En survie, caché et anémique, mais toujours vivant. Le destin de Yahya Sinouar se confond aujourd’hui avec celui du Hamas, neuf mois après le début d’une guerre provoquée par ses massacres terroristes en Israël. Avant la guerre, cet homme malingre à la barbe grise, regard noir exalté, régnait sur une force de 25 000 à 30 000 combattants dans l’enclave palestinienne. Israël affirme avoir éliminé 14 000 de ses hommes et détruit la majorité de ses infrastructures. Impossible, pourtant, de connaître l’état réel du Hamas. "Un combattant du Hamas ne porte pas d’uniforme, il peut mettre un bandana sur la tête mais, aussi, ne pas en avoir, pointe Joost Hiltermann, directeur du programme Moyen-Orient de l’International Crisis Group. En bref, il ressemble à un citoyen lambda et rien ne permet de confirmer les chiffres donnés par l’armée israélienne."

Cet été, pourtant, les discours triomphants se multiplient à Jérusalem. L’éradication du Hamas serait toute proche. "Nous approchons de la fin de la phase de destruction de l’armée du Hamas et nous nous attaquerons à ses vestiges à partir de maintenant", a annoncé Benyamin Netanyahou début juillet. Pour le Premier ministre israélien, la guerre ne s’arrêtera qu’après "une victoire totale" sur l’organisation terroriste. Objectif impossible, lui rétorque sa propre armée, dans une cacophonie extraordinaire.

Car les soldats de Tsahal affrontent la réalité du terrain, celle où ils doivent subir les attaques surprises d’une guérilla extrêmement bien organisée, qui perd des hommes mais en attire chaque jour de nouveaux, avec le désespoir palestinien comme vivier de recrutement sans limite. "Le Hamas peut être mortellement blessé mais il ne doit jamais être sous-estimé", prévient Stephen Farrell, auteur de Hamas : The Islamic Resistance Movement. Récit d’une destruction loin d’être achevée.

Chapitre 1 : A Gaza, le retour d’une guérilla sanglante
A l’intérieur d’immeubles éventrés, trois hommes en short et en polo, armés de kalachnikovs. Au milieu des ferrailles, ils discutent tranquillement. L’un d’eux se balance sur un pneu accroché au plafond par une corde. Soudain, un autre se saisit d’un lance-roquette et tous les trois se dirigent vers une ruelle, avant de frapper ce qui semble être une unité israélienne dans un immeuble adjacent. Déluge de feu, puis échange de tirs sous les cris de "Allahu Akbar", "Dieu est le plus grand". Les trois Palestiniens repartent, les Israéliens semblent neutralisés.

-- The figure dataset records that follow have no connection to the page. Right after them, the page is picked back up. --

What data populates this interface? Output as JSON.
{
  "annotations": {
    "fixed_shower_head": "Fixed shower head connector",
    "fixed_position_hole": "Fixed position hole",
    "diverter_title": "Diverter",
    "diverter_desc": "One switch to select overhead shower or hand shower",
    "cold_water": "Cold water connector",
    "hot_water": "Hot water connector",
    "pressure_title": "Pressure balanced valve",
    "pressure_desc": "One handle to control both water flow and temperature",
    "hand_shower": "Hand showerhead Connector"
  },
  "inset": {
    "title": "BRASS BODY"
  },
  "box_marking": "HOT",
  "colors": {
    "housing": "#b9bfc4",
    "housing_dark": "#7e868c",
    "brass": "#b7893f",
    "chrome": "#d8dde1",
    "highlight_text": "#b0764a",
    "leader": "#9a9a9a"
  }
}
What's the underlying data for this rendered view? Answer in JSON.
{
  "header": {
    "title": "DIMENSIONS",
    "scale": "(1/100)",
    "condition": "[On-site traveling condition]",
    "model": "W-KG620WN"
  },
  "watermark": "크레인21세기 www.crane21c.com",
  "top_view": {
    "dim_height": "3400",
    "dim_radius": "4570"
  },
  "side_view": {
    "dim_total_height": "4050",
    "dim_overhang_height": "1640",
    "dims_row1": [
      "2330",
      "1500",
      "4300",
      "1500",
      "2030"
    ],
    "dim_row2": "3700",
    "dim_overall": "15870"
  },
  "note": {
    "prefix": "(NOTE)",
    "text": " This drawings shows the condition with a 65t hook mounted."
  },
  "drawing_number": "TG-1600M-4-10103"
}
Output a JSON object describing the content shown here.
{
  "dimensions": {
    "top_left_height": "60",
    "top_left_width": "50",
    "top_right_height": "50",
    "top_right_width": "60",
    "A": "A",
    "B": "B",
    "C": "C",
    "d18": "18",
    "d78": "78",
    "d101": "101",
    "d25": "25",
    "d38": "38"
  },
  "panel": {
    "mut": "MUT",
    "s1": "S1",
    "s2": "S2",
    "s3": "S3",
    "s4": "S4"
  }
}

Cette scène aurait été tournée dans le quartier de Shuja’iyya, à l’est de Gaza, début juillet. Chaque jour, le Hamas diffuse, via des réseaux basés à Téhéran, des vidéos de ses affrontements avec Tsahal dans la bande de Gaza. Lance-roquettes, engins explosifs, obus, AK-47… L’organisation terroriste met en scène l’utilisation de son riche arsenal militaire par ses "militants", dépourvus de tout signe distinctif. De la communication, évidemment, mais aussi le signe que le Hamas reste très actif dans des zones a priori "nettoyées" par l’armée israélienne depuis des mois et qu’il peut frapper à tout moment "l’occupant".

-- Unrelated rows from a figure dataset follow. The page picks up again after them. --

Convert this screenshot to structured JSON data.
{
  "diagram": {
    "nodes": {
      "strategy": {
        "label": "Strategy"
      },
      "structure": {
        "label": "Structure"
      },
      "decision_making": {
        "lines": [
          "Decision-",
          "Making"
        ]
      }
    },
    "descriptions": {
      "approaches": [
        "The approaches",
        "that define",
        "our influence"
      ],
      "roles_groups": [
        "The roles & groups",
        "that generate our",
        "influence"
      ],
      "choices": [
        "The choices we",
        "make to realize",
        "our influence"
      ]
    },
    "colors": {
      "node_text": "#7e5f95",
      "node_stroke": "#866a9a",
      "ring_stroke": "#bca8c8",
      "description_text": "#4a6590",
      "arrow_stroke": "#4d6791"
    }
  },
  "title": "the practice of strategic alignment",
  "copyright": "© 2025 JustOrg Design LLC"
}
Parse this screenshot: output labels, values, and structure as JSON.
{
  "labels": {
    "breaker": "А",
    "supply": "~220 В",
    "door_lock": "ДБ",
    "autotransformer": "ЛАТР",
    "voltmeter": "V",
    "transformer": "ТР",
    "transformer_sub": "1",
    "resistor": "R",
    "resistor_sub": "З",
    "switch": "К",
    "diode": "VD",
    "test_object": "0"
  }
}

"Les membres du Hamas sortent à la lumière du jour pour se battre et tirer quelques roquettes, puis ils disparaissent à nouveau en allant sous terre ou en se mêlant à la population, décrit Joost Hiltermann depuis Jérusalem. Dès qu’Israël lance une offensive à un endroit pour éradiquer le Hamas, celui-ci ressort ailleurs pour tuer des soldats israéliens, ce qui montre que leurs capacités restent considérables." D’après une source israélienne, le groupe aurait recruté plus de 1000 nouveaux soldats depuis le début de la guerre, souvent des jeunes endeuillés par les bombardements israéliens.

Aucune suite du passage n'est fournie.